This is from David Morin’s Introductory Classical Mechanics.

The problem is to consider a rope of linear mass density \(\rho\) and length \(\ell\) lying on an inclined plane with an initial angle of \(0\) which is then raised to some angle \(\theta\). Suppose a coefficient of friction, \(\mu\) exists between the plane and the rope, and that the topmost end of the rope is nailed to the plane. What is the tension at the top of the rope?
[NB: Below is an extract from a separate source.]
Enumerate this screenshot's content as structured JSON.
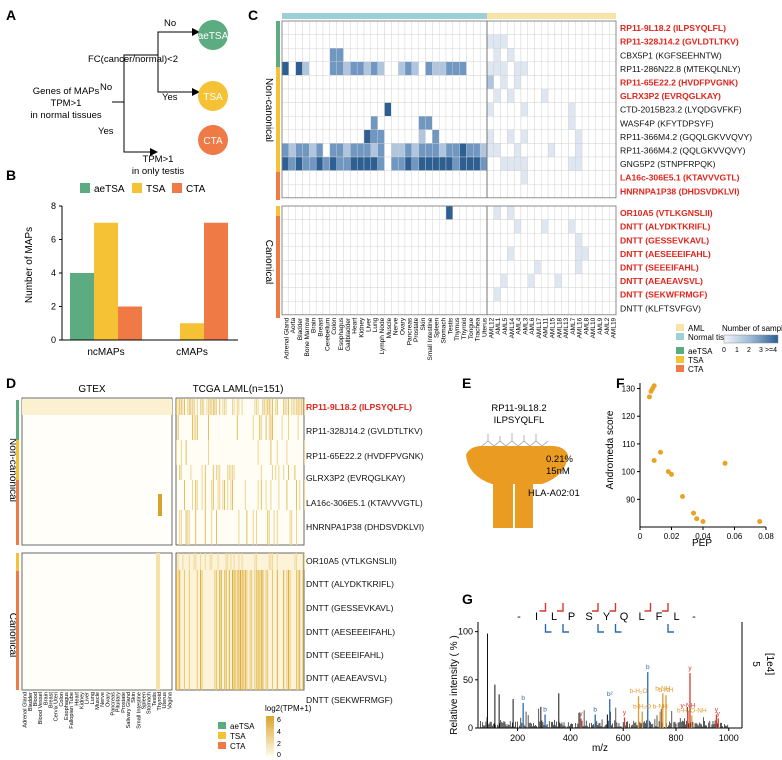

Morin approaches this by first parameterizing the position along the rope as \(z=x\sec{\theta}=y\csc{\theta}\), where the plane is oriented with the bottommost point of the plane (also the bottom end of the rope) at the origin, and the plane extends into the first quadrant.
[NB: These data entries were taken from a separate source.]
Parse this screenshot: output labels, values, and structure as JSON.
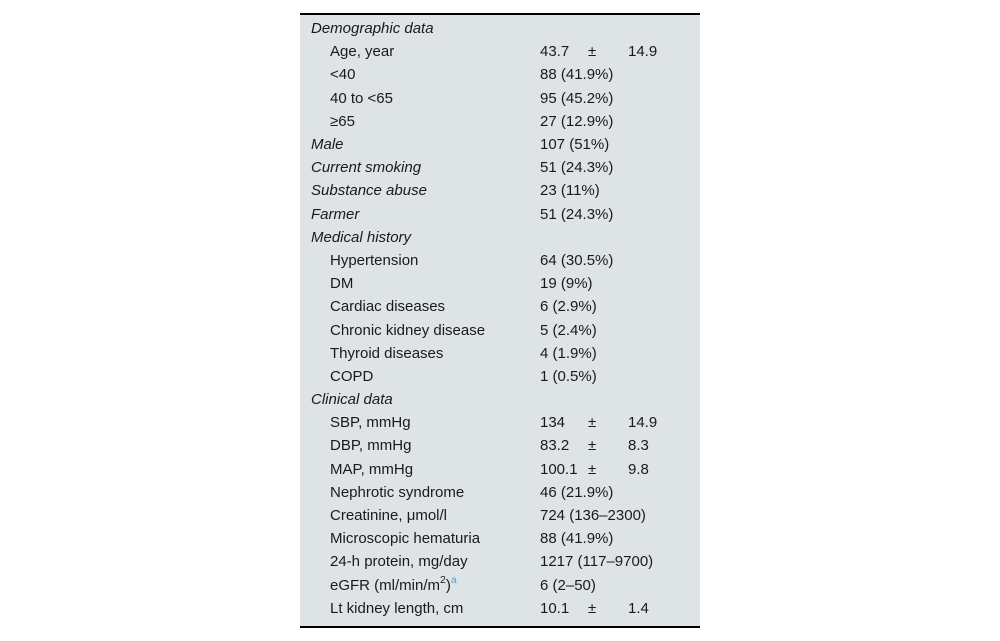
{
  "colors": {
    "page_background": "#ffffff",
    "table_background": "#dee3e6",
    "text": "#1a1a1a",
    "rule": "#000000",
    "footnote_link": "#4ba0d7"
  },
  "table": {
    "plus_minus_symbol": "±",
    "rows": [
      {
        "style": "section",
        "label": "Demographic data",
        "value": ""
      },
      {
        "style": "sub",
        "label": "Age, year",
        "mean": "43.7",
        "sd": "14.9"
      },
      {
        "style": "sub",
        "label": "<40",
        "value": "88 (41.9%)"
      },
      {
        "style": "sub",
        "label": "40 to <65",
        "value": "95 (45.2%)"
      },
      {
        "style": "sub",
        "label": "≥65",
        "value": "27 (12.9%)"
      },
      {
        "style": "section",
        "label": "Male",
        "value": "107 (51%)"
      },
      {
        "style": "section",
        "label": "Current smoking",
        "value": "51 (24.3%)"
      },
      {
        "style": "section",
        "label": "Substance abuse",
        "value": "23 (11%)"
      },
      {
        "style": "section",
        "label": "Farmer",
        "value": "51 (24.3%)"
      },
      {
        "style": "section",
        "label": "Medical history",
        "value": ""
      },
      {
        "style": "sub",
        "label": "Hypertension",
        "value": "64 (30.5%)"
      },
      {
        "style": "sub",
        "label": "DM",
        "value": "19 (9%)"
      },
      {
        "style": "sub",
        "label": "Cardiac diseases",
        "value": "6 (2.9%)"
      },
      {
        "style": "sub",
        "label": "Chronic kidney disease",
        "value": "5 (2.4%)"
      },
      {
        "style": "sub",
        "label": "Thyroid diseases",
        "value": "4 (1.9%)"
      },
      {
        "style": "sub",
        "label": "COPD",
        "value": "1 (0.5%)"
      },
      {
        "style": "section",
        "label": "Clinical data",
        "value": ""
      },
      {
        "style": "sub",
        "label": "SBP, mmHg",
        "mean": "134",
        "sd": "14.9"
      },
      {
        "style": "sub",
        "label": "DBP, mmHg",
        "mean": "83.2",
        "sd": "8.3"
      },
      {
        "style": "sub",
        "label": "MAP, mmHg",
        "mean": "100.1",
        "sd": "9.8"
      },
      {
        "style": "sub",
        "label": "Nephrotic syndrome",
        "value": "46 (21.9%)"
      },
      {
        "style": "sub",
        "label": "Creatinine, μmol/l",
        "value": "724 (136–2300)"
      },
      {
        "style": "sub",
        "label": "Microscopic hematuria",
        "value": "88 (41.9%)"
      },
      {
        "style": "sub",
        "label": "24-h protein, mg/day",
        "value": "1217 (117–9700)"
      },
      {
        "style": "sub",
        "label_parts": [
          {
            "t": "eGFR (ml/min/m"
          },
          {
            "t": "2",
            "sup": true
          },
          {
            "t": ")"
          },
          {
            "t": "a",
            "sup": true,
            "footnote": true
          }
        ],
        "value": "6 (2–50)"
      },
      {
        "style": "sub",
        "label": "Lt kidney length, cm",
        "mean": "10.1",
        "sd": "1.4"
      }
    ]
  }
}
Next, he considers an infinitesimal segment of the rope, from \(z\) to \(z+\textrm{d}z\). The upward forces on this segment are \(T(z+\textrm{d}z)\), the tension on the upper end of the rope, and \(F_f(z)\textrm{d}z\), the force of friction on the segment, where the function \(F_f(z)\) gives the force of friction per unit length for a given \(z\) coordinate. The downward forces on the segment are \(T(z)\), the tension on the lower end of the rope, and \(\rho g\sin{\theta}\textrm{ d}z\), the weight down the plane of the segment. Since the rope is at rest everywhere: \[T(z+\textrm{d}z)+F_f(z)\textrm{d}z=T(z)+\rho g\sin{\theta}\textrm{ d}z\] Morin then states: “Expanding this to first order in \(\textrm{d}z\) gives” \[\frac{\textrm{d}T}{\textrm{d}z}=\rho g\sin{\theta}-F_f(z)\] Now I don’t know what it means to expand something to first order in some differential unit, but I can arrive where Morin did by rearranging the first equation as: \[\frac{T(z+\textrm{d}z)-T(z)}{\textrm{d}z}=\rho g\sin{\theta}-F_f(z)\] And then observing that the LHS is equivalent to the limit definition of the derivative: \[\frac{T(z+\textrm{d}z)-T(z)}{\textrm{d}z}=\lim_{h\rightarrow 0}{\frac{T(z+h)-T(z)}{h}}=\frac{\textrm{d}T}{\textrm{d}z}\] Is that what it means to “expand to the first order”?

​Anyway, Morin continues by asserting that if there is to be any tension at all in the top portion of the rope (or any portion of the rope for that matter), we must have \(\tan{\theta}>\mu\) (which is a well-known, easily obtainable result). In that case, frictional force is maximized: \[F_f(z)=\rho g\mu\cos{\theta}\] The result follows upon integration: \[\int{\textrm{d}T}=\int{\rho g\sin{\theta}-\rho g\mu\cos{\theta}\textrm{ d}z}\] Using the initial condition \(T(0)=0\), we conclude: \[T(\ell)=\rho g(y_0-\mu x_0)\] Where \((x_0,y_0)\) is the location of the top end of the rope.

I went about this problem in an almost correct way. I forgot to account for the fact that the tension in the bit of rope above each infinitesimal segment pulled upward on that segment. :(. Hey, now I know better.

Yes, solutions to problems from Introductory Classical Mechanics will be up soon. I will present solutions to problems that I have solved myself correctly (so not this one). Otherwise, I’m effectively regurgitating the solutions manual.